Analysis of Discriminator in RKHS Function Space for Kullback-Leibler Divergence Estimation
This work addresses a stability problem in KL divergence estimation for large-scale machine learning applications, offering a theoretical foundation and practical solution, though it is incremental as it builds on existing GAN-based approaches.
The paper tackles the instability in scalable sample-based methods for estimating Kullback-Leibler (KL) divergence by analyzing a generative adversarial network approach, attributing high fluctuations to uncontrolled discriminator complexity and proposing a theoretical remedy using a discriminator in Reproducing Kernel Hilbert Space (RKHS) with controlled experiments to support the method.

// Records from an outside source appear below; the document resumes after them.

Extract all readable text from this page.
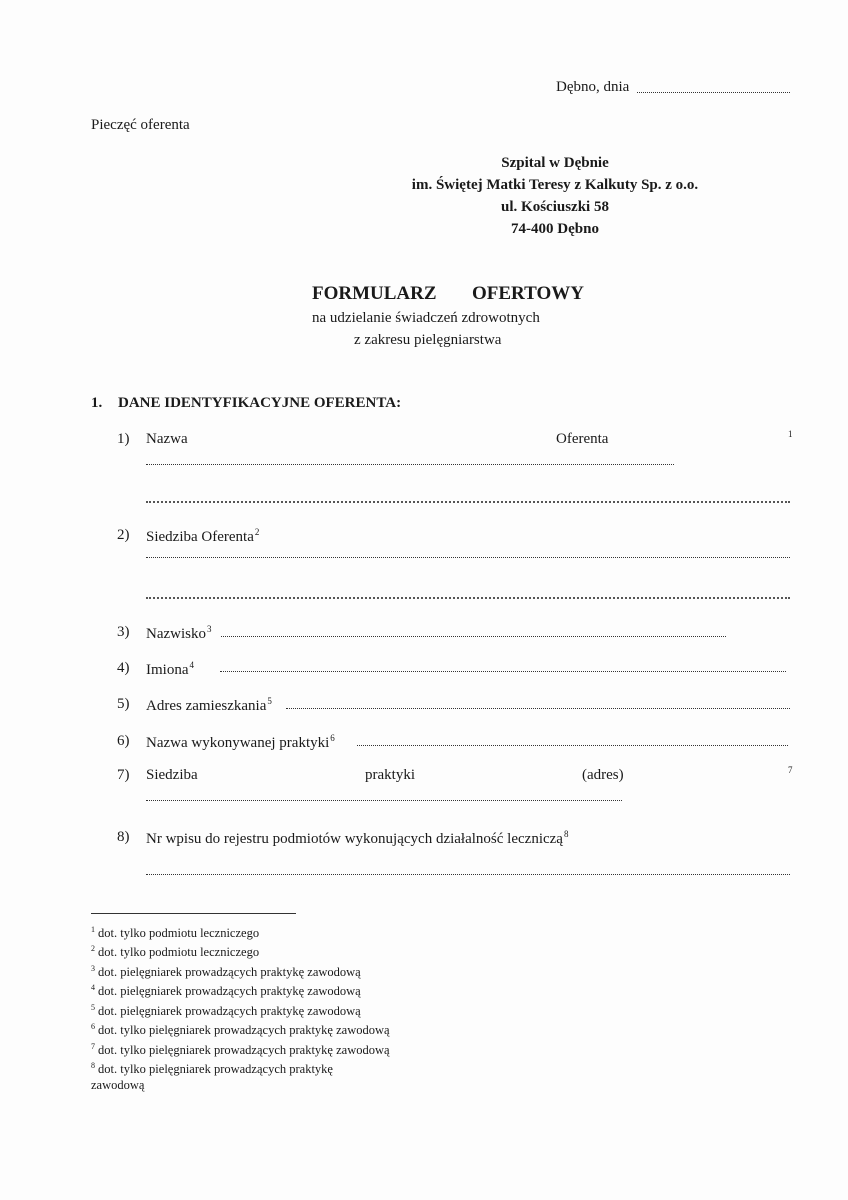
Dębno, dnia
Pieczęć oferenta
Szpital w Dębnie
im. Świętej Matki Teresy z Kalkuty Sp. z o.o.
ul. Kościuszki 58
74-400 Dębno
FORMULARZ OFERTOWY
na udzielanie świadczeń zdrowotnych
z zakresu pielęgniarstwa
1. DANE IDENTYFIKACYJNE OFERENTA:
1) Nazwa	Oferenta	1
2) Siedziba Oferenta$^2$
3) Nazwisko$^3$
4) Imiona$^4$
5) Adres zamieszkania$^5$
6) Nazwa wykonywanej praktyki$^6$
7) Siedziba	praktyki	(adres)	7
8) Nr wpisu do rejestru podmiotów wykonujących działalność leczniczą$^8$
$^1$ dot. tylko podmiotu leczniczego
$^2$ dot. tylko podmiotu leczniczego
$^3$ dot. pielęgniarek prowadzących praktykę zawodową
$^4$ dot. pielęgniarek prowadzących praktykę zawodową
$^5$ dot. pielęgniarek prowadzących praktykę zawodową
$^6$ dot. tylko pielęgniarek prowadzących praktykę zawodową
$^7$ dot. tylko pielęgniarek prowadzących praktykę zawodową
$^8$ dot. tylko pielęgniarek prowadzących praktykę
zawodową
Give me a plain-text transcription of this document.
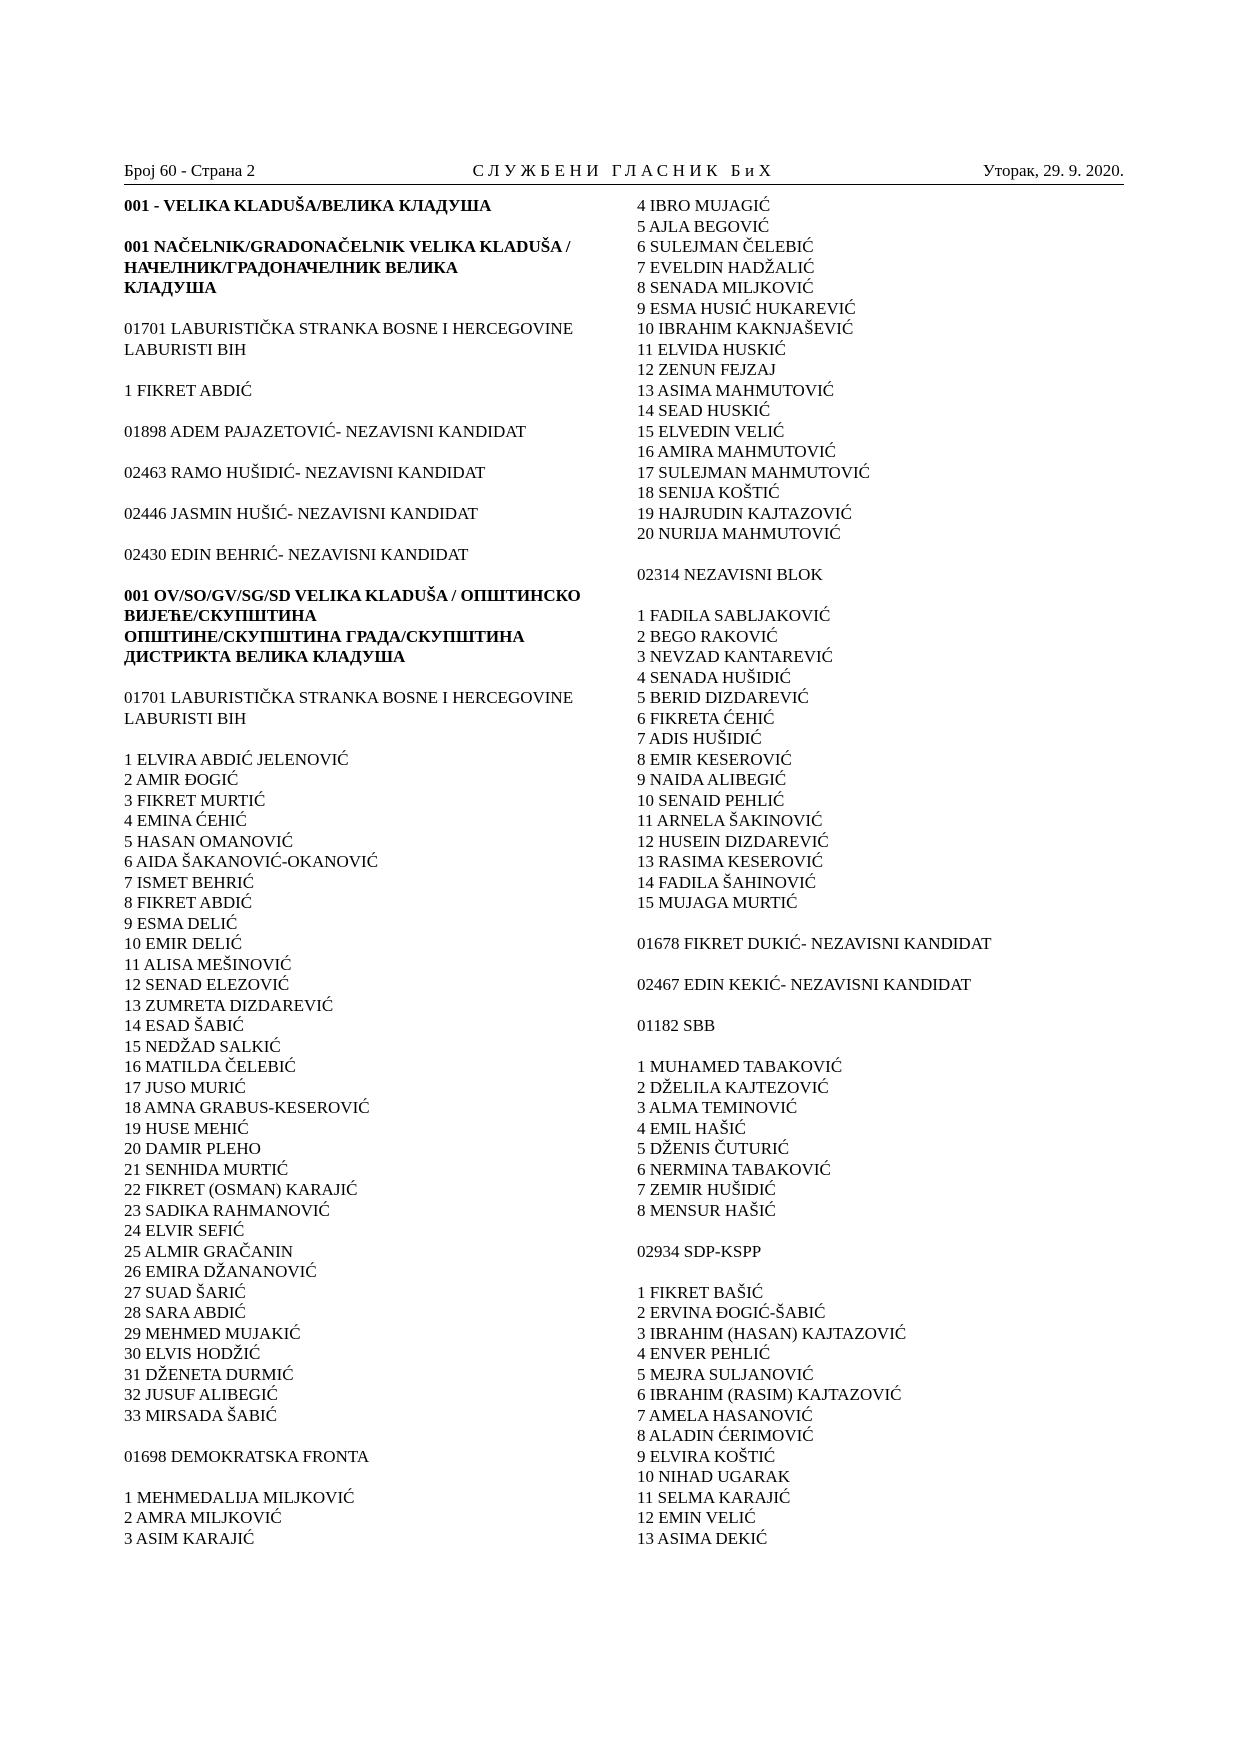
СЛУЖБЕНИ ГЛАСНИК БиХ
Број 60 - Страна 2	Уторак, 29. 9. 2020.
001 - VELIKA KLADUŠA/ВЕЛИКА КЛАДУША
001 NAČELNIK/GRADONAČELNIK VELIKA KLADUŠA /
НАЧЕЛНИК/ГРАДОНАЧЕЛНИК ВЕЛИКА
КЛАДУША
01701 LABURISTIČKA STRANKA BOSNE I HERCEGOVINE
LABURISTI BIH
1 FIKRET ABDIĆ
01898 ADEM PAJAZETOVIĆ- NEZAVISNI KANDIDAT
02463 RAMO HUŠIDIĆ- NEZAVISNI KANDIDAT
02446 JASMIN HUŠIĆ- NEZAVISNI KANDIDAT
02430 EDIN BEHRIĆ- NEZAVISNI KANDIDAT
001 OV/SO/GV/SG/SD VELIKA KLADUŠA / ОПШТИНСКО
ВИЈЕЋЕ/СКУПШТИНА
ОПШТИНЕ/СКУПШТИНА ГРАДА/СКУПШТИНА
ДИСТРИКТА ВЕЛИКА КЛАДУША
01701 LABURISTIČKA STRANKA BOSNE I HERCEGOVINE
LABURISTI BIH
1 ELVIRA ABDIĆ JELENOVIĆ
2 AMIR ĐOGIĆ
3 FIKRET MURTIĆ
4 EMINA ĆEHIĆ
5 HASAN OMANOVIĆ
6 AIDA ŠAKANOVIĆ-OKANOVIĆ
7 ISMET BEHRIĆ
8 FIKRET ABDIĆ
9 ESMA DELIĆ
10 EMIR DELIĆ
11 ALISA MEŠINOVIĆ
12 SENAD ELEZOVIĆ
13 ZUMRETA DIZDAREVIĆ
14 ESAD ŠABIĆ
15 NEDŽAD SALKIĆ
16 MATILDA ČELEBIĆ
17 JUSO MURIĆ
18 AMNA GRABUS-KESEROVIĆ
19 HUSE MEHIĆ
20 DAMIR PLEHO
21 SENHIDA MURTIĆ
22 FIKRET (OSMAN) KARAJIĆ
23 SADIKA RAHMANOVIĆ
24 ELVIR SEFIĆ
25 ALMIR GRAČANIN
26 EMIRA DŽANANOVIĆ
27 SUAD ŠARIĆ
28 SARA ABDIĆ
29 MEHMED MUJAKIĆ
30 ELVIS HODŽIĆ
31 DŽENETA DURMIĆ
32 JUSUF ALIBEGIĆ
33 MIRSADA ŠABIĆ
01698 DEMOKRATSKA FRONTA
1 MEHMEDALIJA MILJKOVIĆ
2 AMRA MILJKOVIĆ
3 ASIM KARAJIĆ
4 IBRO MUJAGIĆ
5 AJLA BEGOVIĆ
6 SULEJMAN ČELEBIĆ
7 EVELDIN HADŽALIĆ
8 SENADA MILJKOVIĆ
9 ESMA HUSIĆ HUKAREVIĆ
10 IBRAHIM KAKNJAŠEVIĆ
11 ELVIDA HUSKIĆ
12 ZENUN FEJZAJ
13 ASIMA MAHMUTOVIĆ
14 SEAD HUSKIĆ
15 ELVEDIN VELIĆ
16 AMIRA MAHMUTOVIĆ
17 SULEJMAN MAHMUTOVIĆ
18 SENIJA KOŠTIĆ
19 HAJRUDIN KAJTAZOVIĆ
20 NURIJA MAHMUTOVIĆ
02314 NEZAVISNI BLOK
1 FADILA SABLJAKOVIĆ
2 BEGO RAKOVIĆ
3 NEVZAD KANTAREVIĆ
4 SENADA HUŠIDIĆ
5 BERID DIZDAREVIĆ
6 FIKRETA ĆEHIĆ
7 ADIS HUŠIDIĆ
8 EMIR KESEROVIĆ
9 NAIDA ALIBEGIĆ
10 SENAID PEHLIĆ
11 ARNELA ŠAKINOVIĆ
12 HUSEIN DIZDAREVIĆ
13 RASIMA KESEROVIĆ
14 FADILA ŠAHINOVIĆ
15 MUJAGA MURTIĆ
01678 FIKRET DUKIĆ- NEZAVISNI KANDIDAT
02467 EDIN KEKIĆ- NEZAVISNI KANDIDAT
01182 SBB
1 MUHAMED TABAKOVIĆ
2 DŽELILA KAJTEZOVIĆ
3 ALMA TEMINOVIĆ
4 EMIL HAŠIĆ
5 DŽENIS ČUTURIĆ
6 NERMINA TABAKOVIĆ
7 ZEMIR HUŠIDIĆ
8 MENSUR HAŠIĆ
02934 SDP-KSPP
1 FIKRET BAŠIĆ
2 ERVINA ĐOGIĆ-ŠABIĆ
3 IBRAHIM (HASAN) KAJTAZOVIĆ
4 ENVER PEHLIĆ
5 MEJRA SULJANOVIĆ
6 IBRAHIM (RASIM) KAJTAZOVIĆ
7 AMELA HASANOVIĆ
8 ALADIN ĆERIMOVIĆ
9 ELVIRA KOŠTIĆ
10 NIHAD UGARAK
11 SELMA KARAJIĆ
12 EMIN VELIĆ
13 ASIMA DEKIĆ
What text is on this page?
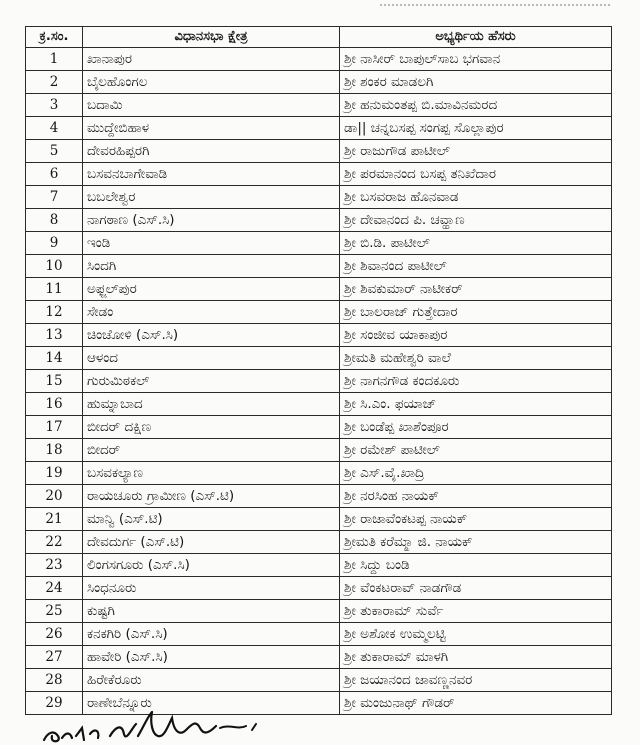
ಕ್ರ.ಸಂ.	ವಿಧಾನಸಭಾ ಕ್ಷೇತ್ರ	ಅಭ್ಯರ್ಥಿಯ ಹೆಸರು
1	ಖಾನಾಪುರ	ಶ್ರೀ ನಾಸೀರ್ ಬಾಪುಲ್‌ಸಾಬ ಭಗವಾನ
2	ಬೈಲಹೊಂಗಲ	ಶ್ರೀ ಶಂಕರ ಮಾಡಲಗಿ
3	ಬದಾಮಿ	ಶ್ರೀ ಹನುಮಂತಪ್ಪ ಬಿ.ಮಾವಿನಮರದ
4	ಮುದ್ದೇಬಿಹಾಳ	ಡಾ|| ಚನ್ನಬಸಪ್ಪ ಸಂಗಪ್ಪ ಸೊಲ್ಲಾಪುರ
5	ದೇವರಹಿಪ್ಪರಗಿ	ಶ್ರೀ ರಾಜುಗೌಡ ಪಾಟೀಲ್
6	ಬಸವನಬಾಗೇವಾಡಿ	ಶ್ರೀ ಪರಮಾನಂದ ಬಸಪ್ಪ ತನಿಖೆದಾರ
7	ಬಬಲೇಶ್ವರ	ಶ್ರೀ ಬಸವರಾಜ ಹೊನವಾಡ
8	ನಾಗಠಾಣ (ಎಸ್.ಸಿ)	ಶ್ರೀ ದೇವಾನಂದ ಪಿ. ಚವ್ಹಾಣ
9	ಇಂಡಿ	ಶ್ರೀ ಬಿ.ಡಿ. ಪಾಟೀಲ್
10	ಸಿಂದಗಿ	ಶ್ರೀ ಶಿವಾನಂದ ಪಾಟೀಲ್
11	ಅಫ್ಜಲ್‌ಪುರ	ಶ್ರೀ ಶಿವಕುಮಾರ್ ನಾಟೀಕರ್
12	ಸೇಡಂ	ಶ್ರೀ ಬಾಲರಾಜ್ ಗುತ್ತೇದಾರ
13	ಚಿಂಚೋಳಿ (ಎಸ್.ಸಿ)	ಶ್ರೀ ಸಂಜೀವ ಯಾಕಾಪುರ
14	ಆಳಂದ	ಶ್ರೀಮತಿ ಮಹೇಶ್ವರಿ ವಾಲೆ
15	ಗುರುಮಿಠಕಲ್	ಶ್ರೀ ನಾಗನಗೌಡ ಕಂದಕೂರು
16	ಹುಮ್ನಾಬಾದ	ಶ್ರೀ ಸಿ.ಎಂ. ಫಯಾಜ್
17	ಬೀದರ್ ದಕ್ಷಿಣ	ಶ್ರೀ ಬಂಡೆಪ್ಪ ಖಾಶೆಂಪೂರ
18	ಬೀದರ್	ಶ್ರೀ ರಮೇಶ್ ಪಾಟೀಲ್
19	ಬಸವಕಲ್ಯಾಣ	ಶ್ರೀ ಎಸ್.ವೈ.ಖಾದ್ರಿ
20	ರಾಯಚೂರು ಗ್ರಾಮೀಣ (ಎಸ್.ಟಿ)	ಶ್ರೀ ನರಸಿಂಹ ನಾಯಕ್
21	ಮಾನ್ವಿ (ಎಸ್.ಟಿ)	ಶ್ರೀ ರಾಜಾವೆಂಕಟಪ್ಪ ನಾಯಕ್
22	ದೇವದುರ್ಗ (ಎಸ್.ಟಿ)	ಶ್ರೀಮತಿ ಕರೆಮ್ಮಾ ಜಿ. ನಾಯಕ್
23	ಲಿಂಗಸಗೂರು (ಎಸ್.ಸಿ)	ಶ್ರೀ ಸಿದ್ದು ಬಂಡಿ
24	ಸಿಂಧನೂರು	ಶ್ರೀ ವೆಂಕಟರಾವ್ ನಾಡಗೌಡ
25	ಕುಷ್ಟಗಿ	ಶ್ರೀ ತುಕಾರಾಮ್ ಸುರ್ವೆ
26	ಕನಕಗಿರಿ (ಎಸ್.ಸಿ)	ಶ್ರೀ ಅಶೋಕ ಉಮ್ಮಲಟ್ಟಿ
27	ಹಾವೇರಿ (ಎಸ್.ಸಿ)	ಶ್ರೀ ತುಕಾರಾಮ್ ಮಾಳಗಿ
28	ಹಿರೇಕೆರೂರು	ಶ್ರೀ ಜಯಾನಂದ ಜಾವಣ್ಣನವರ
29	ರಾಣೇಬೆನ್ನೂರು	ಶ್ರೀ ಮಂಜುನಾಥ್ ಗೌಡರ್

Several scalable sample-based methods to compute the Kullback Leibler (KL) divergence between two distributions have been proposed and applied in large-scale machine learning models. While they have been found to be unstable, the theoretical root cause of the problem is not clear. In this paper, we study a generative adversarial network based approach that uses a neural network discriminator to estimate KL divergence. We argue that, in such case, high fluctuations in the estimates are a consequence of not controlling the complexity of the discriminator function space. We provide a theoretical underpinning and remedy for this problem by first constructing a discriminator in the Reproducing Kernel Hilbert Space (RKHS). This enables us to leverage sample complexity and mean embedding to theoretically relate the error probability bound of the KL estimates to the complexity of the discriminator in RKHS. Based on this theory, we then present a scalable way to control the complexity of the discriminator for a reliable estimation of KL divergence. We support both our proposed theory and method to control the complexity of the RKHS discriminator through controlled experiments.